Cuando Ulises llegó al asilo, Araceli estaba sentada en su sillón, encogida a la manera de un ovillo usado mil veces para tejer y destejer la misma prenda. Se la veía pequeña, triste y vieja, pero capaz de guardar dentro de sí un dolor tan hondo que la hacía resollar.

– Hola, hijo… -balbuceó con dificultad.

– Hola, Araceli, ¿estás bien?

– No, claro que no, hijo.

– ¿Te gustaría venir a casa conmigo y con el niño?

Ella lo miró y, después de una breve vacilación, preguntó:

– El niño, ¿dónde está mi niño? ¿Dónde lo has dejado?

– He llamado a Irma, una amiga mía que está acostumbrada a trabajar con niños, para que se quedara con él en casa mientras yo venía a buscarte. -Ulises se puso en cuclillas frente a ella, le agarró las manos con cariño y le dio un beso.

Tenía un aspecto noble y decidido, pensó Araceli, como esos perros de pura raza que erizan los pelos del cuello al menor cambio de dirección del viento. Ulises era un joven fuerte, extraordinario, aunque a veces tenía un aire demasiado solemne, incluso arisco.

– Claro, claro… Es mejor que la criatura no salga a la calle con este tiempo.

– Sí, ya sabes que ha estado un poco resfriado.

– Sí, me lo dijiste el otro día por teléfono.

– ¿Te ayudo a preparar el equipaje?

– ¿El equipaje? -preguntó Araceli, desconcertada-. ¿Dónde vamos?

– A casa. A mi casa. Ya he hablado con la directora y con el médico. Y tengo un taxi esperando en la puerta.

– No puedo ir a tu casa, hijo. No puedo.

– ¿Por qué?

– Sería una molestia para ti y para el niño.

– Es verdad, serás una molestia.

– Pues por eso…

– Pero, ¿qué es la vida sin alguna molestia de vez en cuando?

– ¿Una maravilla?

– No lo creo. Sobre todo cuando la molestia sabe cocinar como tú. Vamos… Abrígate antes de salir. Cuando lleguemos a casa me ayudarás a hacer croquetas para Telémaco.

Araceli trató de ponerse en pie, extendió la palma de la mano para que Ulises se la agarrara con brío y dio un último impulso a su cuerpo agotado hasta que consiguió levantarse.

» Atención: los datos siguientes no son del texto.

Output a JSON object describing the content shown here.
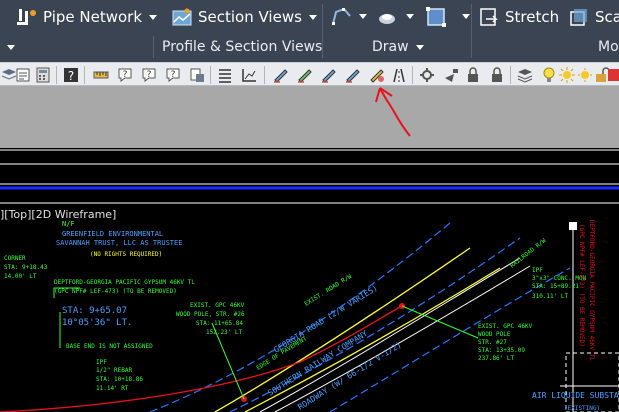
{
  "ribbon": {
    "buttons": [
      {
        "label": "Pipe Network",
        "icon": "pipe-network-icon"
      },
      {
        "label": "Section Views",
        "icon": "section-views-icon"
      },
      {
        "label": "Stretch",
        "icon": "stretch-icon"
      },
      {
        "label": "Sca",
        "icon": "scale-icon"
      }
    ],
    "panels": [
      {
        "label": "Profile & Section Views"
      },
      {
        "label": "Draw"
      },
      {
        "label": "Mo"
      }
    ]
  },
  "viewport": {
    "label": "][Top][2D Wireframe]"
  },
  "drawing_annotations": {
    "owner_top": [
      "N/F",
      "GREENFIELD ENVIRONMENTAL",
      "SAVANNAH TRUST, LLC AS TRUSTEE"
    ],
    "owner_note": "(NO RIGHTS REQUIRED)",
    "corner_left": [
      "CORNER",
      "STA: 9+18.43",
      "14.00' LT"
    ],
    "georgia_pacific": [
      "DEPTFORD-GEORGIA PACIFIC GYPSUM 46KV TL",
      "(GPC NPF# LEF-473) (TO BE REMOVED)"
    ],
    "station_main": [
      "STA: 9+65.07",
      "10°05'36\" LT."
    ],
    "base_end": "BASE END IS NOT ASSIGNED",
    "ipf": [
      "IPF",
      "1/2\" REBAR",
      "STA: 10+18.86",
      "11.14' RT"
    ],
    "exist_pole_left": [
      "EXIST. GPC 46KV",
      "WOOD POLE, STR. #26",
      "STA: 11+65.84",
      "152.23' LT"
    ],
    "exist_pole_right": [
      "EXIST. GPC 46KV",
      "WOOD POLE",
      "STR. #27",
      "STA: 13+35.09",
      "237.86' LT"
    ],
    "ipf_right": [
      "IPF",
      "3\"x3\" CONC. MON",
      "STA: 15+89.21",
      "310.11' LT"
    ],
    "railroad_rw": "RAILROAD R/W",
    "road_rw": "EXIST. ROAD R/W",
    "edge_pavement": "EDGE OF PAVEMENT",
    "georgia_road": "GEORGIA ROAD (2/W VARIES)",
    "southern_rail": "SOUTHERN RAILWAY COMPANY",
    "roadway": "ROADWAY (W/ 66-1/2 V-1/2)",
    "deptford_vertical": "DEPTFORD-GEORGIA PACIFIC GYPSUM 46KV TL",
    "gpc_vertical": "(GPC NPF# LEF-473) (TO BE REMOVED)",
    "air_liquide": "AIR LIQUIDE SUBSTATI",
    "air_liquide_sub": "(EXISTING)"
  },
  "colors": {
    "ribbon_bg": "#3b4453",
    "toolbar_bg": "#e9ebee",
    "gray_band": "#a8a8a8",
    "canvas_bg": "#000000",
    "annotation_red": "#e8121d",
    "blue_line": "#1a2cff",
    "yellow": "#ffff33",
    "green": "#33ff33",
    "cyan": "#33aaff"
  },
  "toolbar_icons": [
    "layer-icon",
    "properties-icon",
    "calculator-icon",
    "help-icon",
    "ruler-icon",
    "help-icon",
    "help-icon",
    "help-icon",
    "find-icon",
    "table-icon",
    "graph-icon",
    "edit-icon",
    "edit-icon",
    "edit-icon",
    "edit-icon",
    "edit-icon",
    "edit-icon",
    "road-icon",
    "gear-icon",
    "cursor-icon",
    "cursor-icon",
    "lock-icon",
    "lock-icon",
    "layer-icon",
    "bulb-icon",
    "sun-icon",
    "unlock-icon",
    "color-icon"
  ]
}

– Anselmo ha muerto, ¿te lo han dicho?

– Me lo dijo la enfermera cuando me llamó por teléfono.

– Ha muerto. ¿Te acuerdas de que siempre estaba sonriendo? -Se inclinó hacia adelante con los hombros rígidos por el esfuerzo de ponerse en pie-. Pues después de morir se le borró la sonrisa de la cara. Por completo. Se le borró por completo.

TENGO UNA HIGUERA

Filipo amenazó por carta a los lacedemonios

diciéndoles que los cercaría por todas partes,

y ellos le respondieron:

«¿Y nos prohibirás también morir?».

MARCO TULIO CICERÓN,

Cuestiones Tusculanas

Mireia Amorós, sentada regiamente en la parte del centro del pequeño anfiteatro que formaban en la Academia con las sillas, alrededor de Vili, cruzó las piernas y dirigió una mirada desafiante a Jacobo Ayala, que no se la devolvió porque era ciego de nacimiento.

– Pero, yo podría… Creo que es algo posible. A mí me parece lógico -dijo la mujer, soltando un bufido. Tenía unos ojos ligeramente saltones, y se había maquillado los repliegues cutáneos con una sombra rosa que le daba un aspecto extraño, como si tuviera la piel de chicle o de muñeca.

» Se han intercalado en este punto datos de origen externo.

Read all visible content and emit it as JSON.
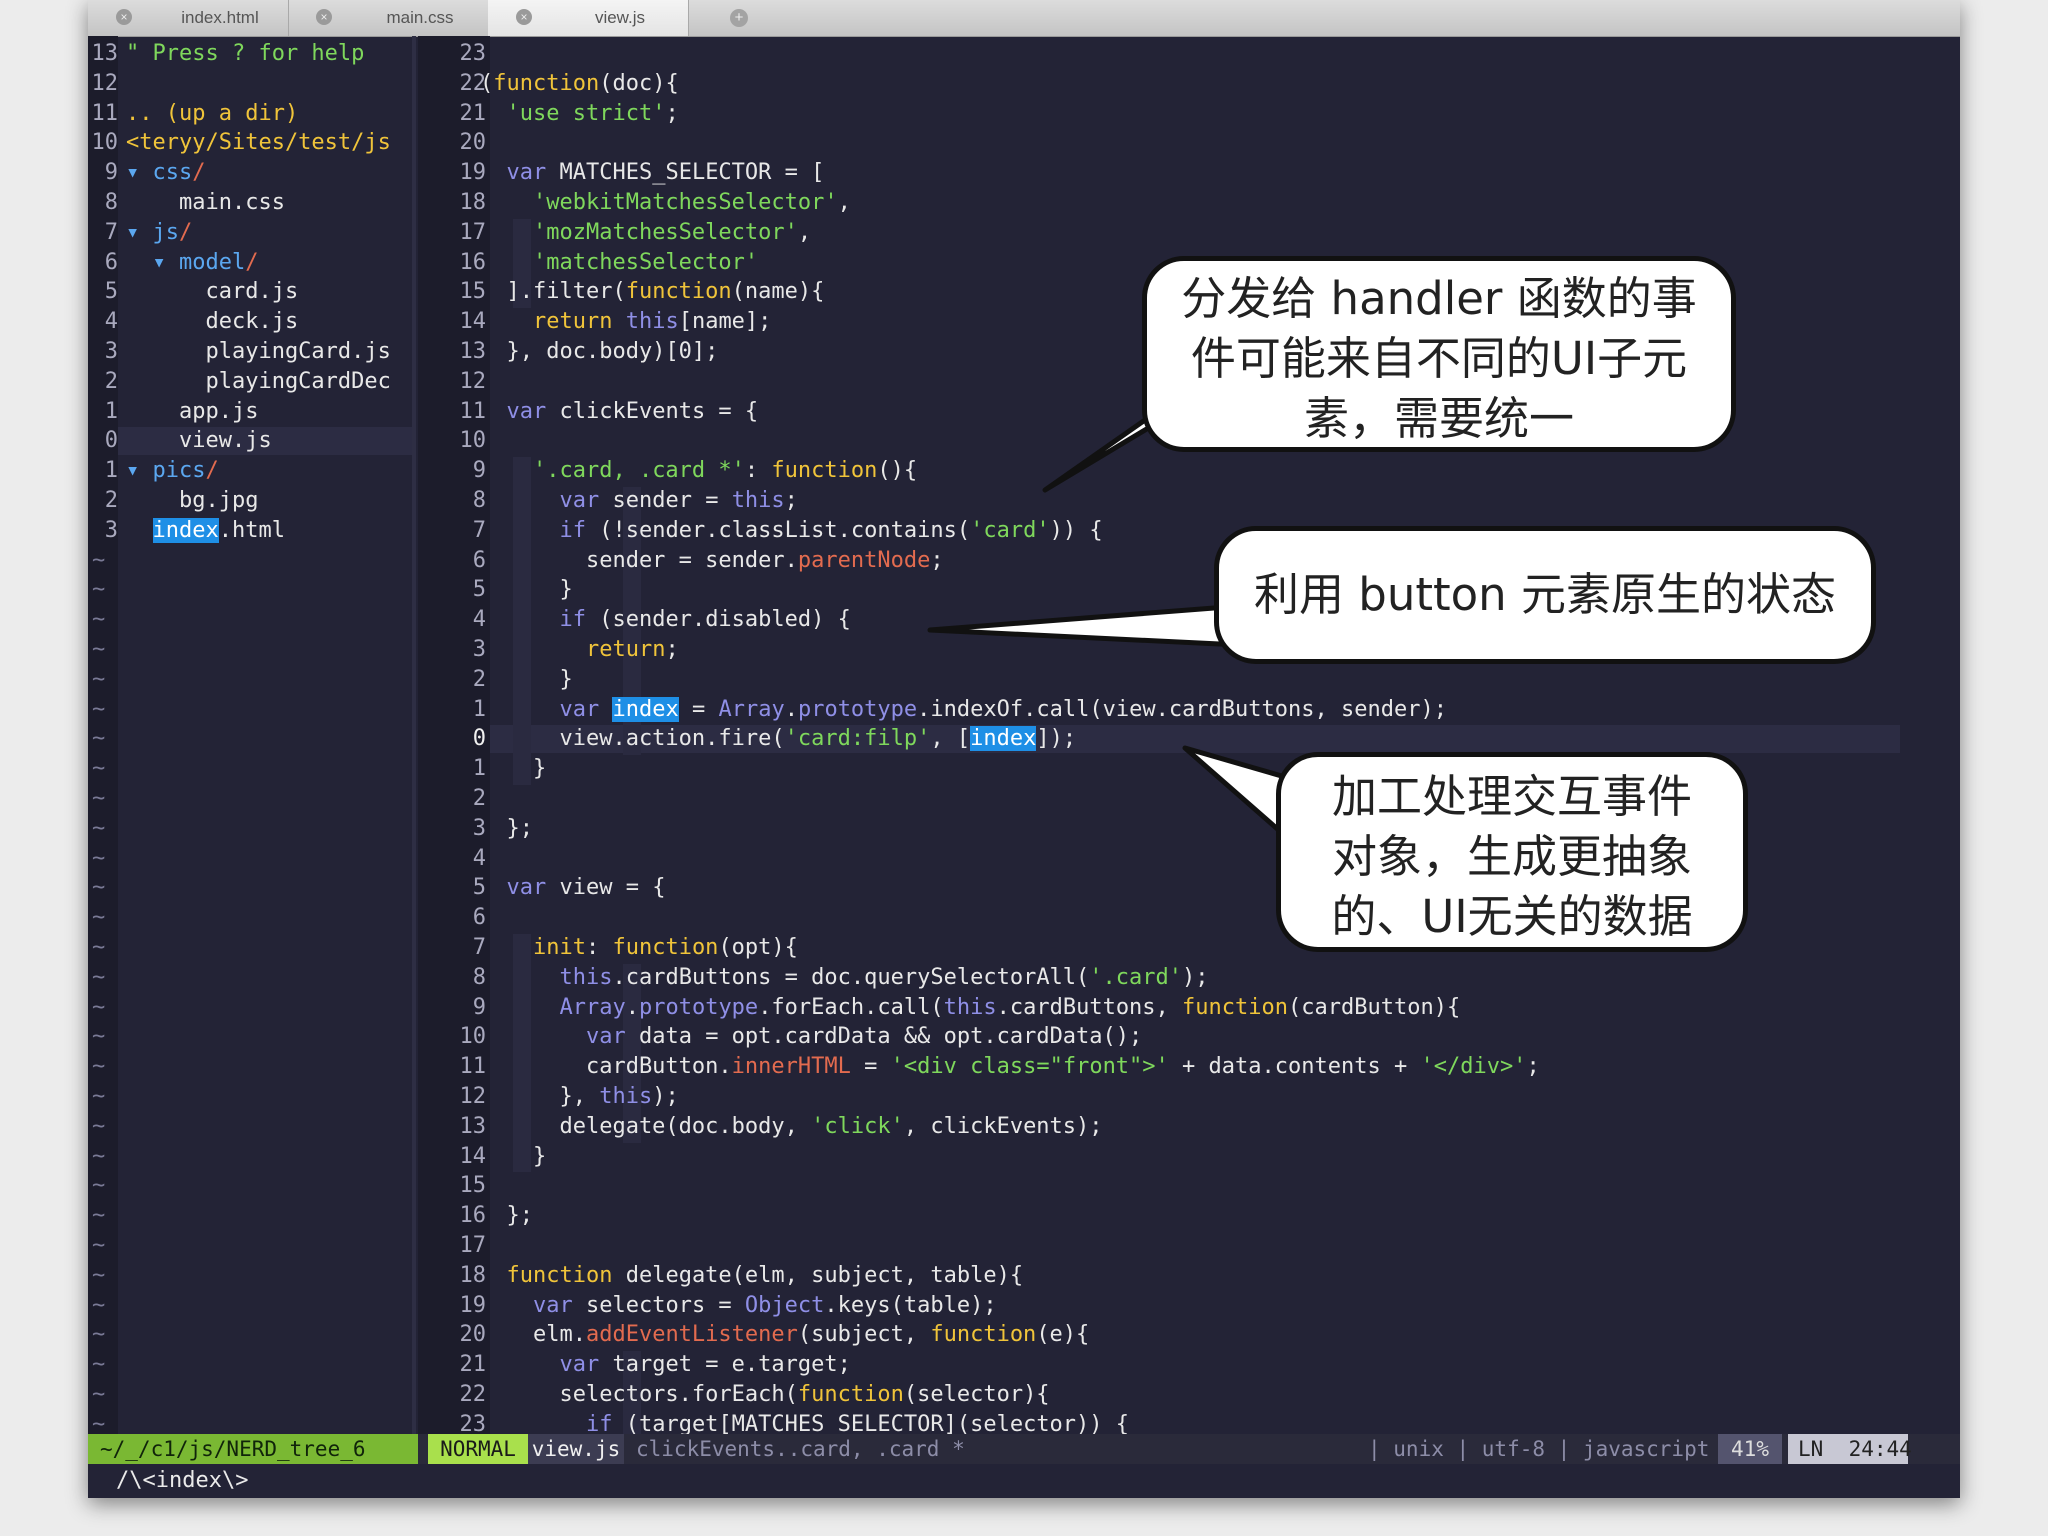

– ¡Ah, claro! Te parece lógico -respondió a grito limpio Jacobo, que solía exaltarse con facilidad-. ¡Faltaría más! Lo que ocurre es que a mí tu idea de la lógica no me parece lógica. Punto.

– Pero ella tiene su parte de razón, creo yo. Un caso así se puede dar -apuntó Martín, que tenía veinte años recién cumplidos y solía acompañar a su primo Jacobo de vez en cuando, haciéndole de lazarillo por las calles ahora resbaladizas y húmedas de la ciudad. Lo dijo con tanta modestia que sus palabras fueron descendiendo de tono, como cuando una bicicleta aminora poco a poco el paso hasta detenerse delante de un semáforo en rojo.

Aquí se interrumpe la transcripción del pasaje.